Langkah nyata ini diwujudkan melalui kegiatan Focus Group Discussion (FGD) bertajuk ‘Peran Kampus dalam Mewujudkan Swasembada Pangan Berkelanjutan untuk Cadangan Pangan Pemerintah’. Bertempat di Kompleks Pergudangan Utama BULOG Kota Cimahi, Jawa Barat, puluhan perwakilan mahasiswa dari berbagai universitas di Bandung diajak untuk terjun langsung melihat dapur ketahanan pangan Indonesia.
Kegiatan ini bukan sekadar diskusi formal. Para mahasiswa diberikan akses untuk melihat lebih dekat bagaimana cadangan pangan pemerintah dikelola. Mereka mengamati proses manajemen stok, memastikan kualitas beras tetap terjaga, hingga memahami betapa krusialnya peran infrastruktur logistik dalam menjaga stabilitas harga di masyarakat.

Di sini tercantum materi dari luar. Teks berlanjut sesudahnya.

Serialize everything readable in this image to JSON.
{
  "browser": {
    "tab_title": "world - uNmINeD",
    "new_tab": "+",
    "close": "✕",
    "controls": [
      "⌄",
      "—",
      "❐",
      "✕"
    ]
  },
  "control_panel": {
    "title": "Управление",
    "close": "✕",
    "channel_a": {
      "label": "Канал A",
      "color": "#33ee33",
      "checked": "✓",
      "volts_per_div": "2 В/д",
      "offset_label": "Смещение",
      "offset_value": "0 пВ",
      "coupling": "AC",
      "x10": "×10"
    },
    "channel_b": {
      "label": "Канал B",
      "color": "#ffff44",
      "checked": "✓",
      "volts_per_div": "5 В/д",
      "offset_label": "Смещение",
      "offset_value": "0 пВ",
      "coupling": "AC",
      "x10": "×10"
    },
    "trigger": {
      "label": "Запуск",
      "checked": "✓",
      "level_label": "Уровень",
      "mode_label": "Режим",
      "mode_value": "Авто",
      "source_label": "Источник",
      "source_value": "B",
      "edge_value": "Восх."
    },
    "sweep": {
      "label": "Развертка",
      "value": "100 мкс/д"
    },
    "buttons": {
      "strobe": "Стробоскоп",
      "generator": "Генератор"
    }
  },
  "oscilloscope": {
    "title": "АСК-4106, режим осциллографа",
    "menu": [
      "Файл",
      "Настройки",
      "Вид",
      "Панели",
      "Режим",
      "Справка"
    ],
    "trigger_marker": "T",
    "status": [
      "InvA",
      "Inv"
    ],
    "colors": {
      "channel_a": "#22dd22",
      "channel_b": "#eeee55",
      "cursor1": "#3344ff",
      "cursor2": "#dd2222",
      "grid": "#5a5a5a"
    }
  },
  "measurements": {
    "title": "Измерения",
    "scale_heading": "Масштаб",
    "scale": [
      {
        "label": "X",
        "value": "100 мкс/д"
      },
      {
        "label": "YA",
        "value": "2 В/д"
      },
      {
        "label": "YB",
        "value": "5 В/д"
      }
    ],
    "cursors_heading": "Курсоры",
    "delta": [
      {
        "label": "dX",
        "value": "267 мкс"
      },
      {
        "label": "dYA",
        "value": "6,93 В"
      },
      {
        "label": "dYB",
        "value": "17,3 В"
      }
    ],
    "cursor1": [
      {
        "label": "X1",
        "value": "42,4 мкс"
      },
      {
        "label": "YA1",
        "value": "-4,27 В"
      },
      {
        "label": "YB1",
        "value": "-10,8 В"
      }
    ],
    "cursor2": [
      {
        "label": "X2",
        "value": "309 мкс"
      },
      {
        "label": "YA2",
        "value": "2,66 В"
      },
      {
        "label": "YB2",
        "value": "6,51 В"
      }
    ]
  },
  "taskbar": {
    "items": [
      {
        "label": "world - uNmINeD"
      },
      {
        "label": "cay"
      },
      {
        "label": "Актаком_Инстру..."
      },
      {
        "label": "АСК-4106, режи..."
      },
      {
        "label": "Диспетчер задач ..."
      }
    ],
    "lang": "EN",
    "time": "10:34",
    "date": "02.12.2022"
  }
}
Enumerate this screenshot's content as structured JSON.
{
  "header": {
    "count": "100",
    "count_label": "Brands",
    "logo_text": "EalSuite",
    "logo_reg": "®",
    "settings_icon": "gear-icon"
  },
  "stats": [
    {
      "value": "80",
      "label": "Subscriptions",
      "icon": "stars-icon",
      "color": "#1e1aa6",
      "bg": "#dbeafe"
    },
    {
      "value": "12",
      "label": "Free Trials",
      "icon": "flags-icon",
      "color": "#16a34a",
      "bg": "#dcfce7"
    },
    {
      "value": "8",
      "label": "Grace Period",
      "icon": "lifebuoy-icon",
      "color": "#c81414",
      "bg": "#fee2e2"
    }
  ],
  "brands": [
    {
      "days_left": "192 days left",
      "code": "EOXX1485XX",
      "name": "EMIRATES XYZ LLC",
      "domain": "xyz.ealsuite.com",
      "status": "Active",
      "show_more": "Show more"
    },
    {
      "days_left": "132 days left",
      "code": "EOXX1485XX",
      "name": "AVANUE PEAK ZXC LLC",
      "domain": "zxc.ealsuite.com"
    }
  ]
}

Sinergi Akademisi dan Inovasi Pangan
Direktur Utama Perum BULOG, Letnan Jenderal TNI (Purn) Dr. Ahmad Rizal Ramdhani, menegaskan bahwa kampus adalah pusat lahirnya gagasan dan inovasi. Menurutnya, keberlanjutan pangan nasional yang mulai diperkuat sejak 2024 dan diproyeksikan semakin mantap pada 2026 memerlukan suntikan riset serta pemikiran segar dari mahasiswa.
“Penguatan pangan tidak hanya soal memproduksi sebanyak-banyaknya, tetapi juga bagaimana negara mampu menyerap hasil keringat petani, menjaga cadangan tetap aman, dan memastikan akses pangan yang terjangkau bagi rakyat. Di sinilah BULOG berdiri sebagai instrumen negara,” ungkap Ahmad dalam keterangannya.
Rekor Stok dan Posisi Indonesia di Mata Dunia
Dalam kesempatan tersebut, terungkap fakta membanggakan mengenai posisi pangan Indonesia. Merujuk data dari Organisasi Pangan dan Pertanian (FAO), Indonesia kini menduduki peringkat kedua dunia dalam hal kenaikan produksi padi, bersaing ketat dengan Brasil dan Myanmar. Prestasi ini menjadi modal kuat untuk menatap masa depan ketahanan pangan yang lebih mandiri.
Ahmad Rizal memaparkan bahwa saat ini BULOG mengelola stok beras mencapai 5,36 juta ton—sebuah angka tertinggi sepanjang sejarah. Dengan total kapasitas penyimpanan mencapai 6,2 juta ton, BULOG siap mengantisipasi lonjakan produksi padi nasional yang terus meningkat.
- Stok saat ini: 5,36 juta ton (Rekor tertinggi).
- Target pengadaan: 4 juta ton beras.
- Realisasi saat ini: 2,8 juta ton telah terserap dari petani lokal.
Memperkuat Infrastruktur Pascapanen
Tak berhenti pada pengelolaan stok, BULOG juga tengah gencar melakukan modernisasi. Pada tahun ini, rencananya akan dilakukan penambahan infrastruktur pascapanen di 100 titik strategis di seluruh penjuru negeri. Langkah ini diambil untuk memastikan kualitas hasil panen petani tidak merosot saat masuk ke gudang penyimpanan.
Melalui literasi pangan yang dibangun bersama mahasiswa, BULOG berharap muncul ekosistem perubahan yang konstruktif. Mahasiswa diharapkan tidak hanya menjadi pengamat, tetapi juga menjadi agen yang mampu mengomunikasikan isu pangan secara lebih luas dan inovatif.
Dengan kolaborasi yang solid antara pemerintah, petani, akademisi, dan generasi muda, cita-cita Indonesia untuk berdikari secara pangan diharapkan bukan lagi sekadar impian, melainkan kenyataan yang terjaga dari hulu hingga ke hilir.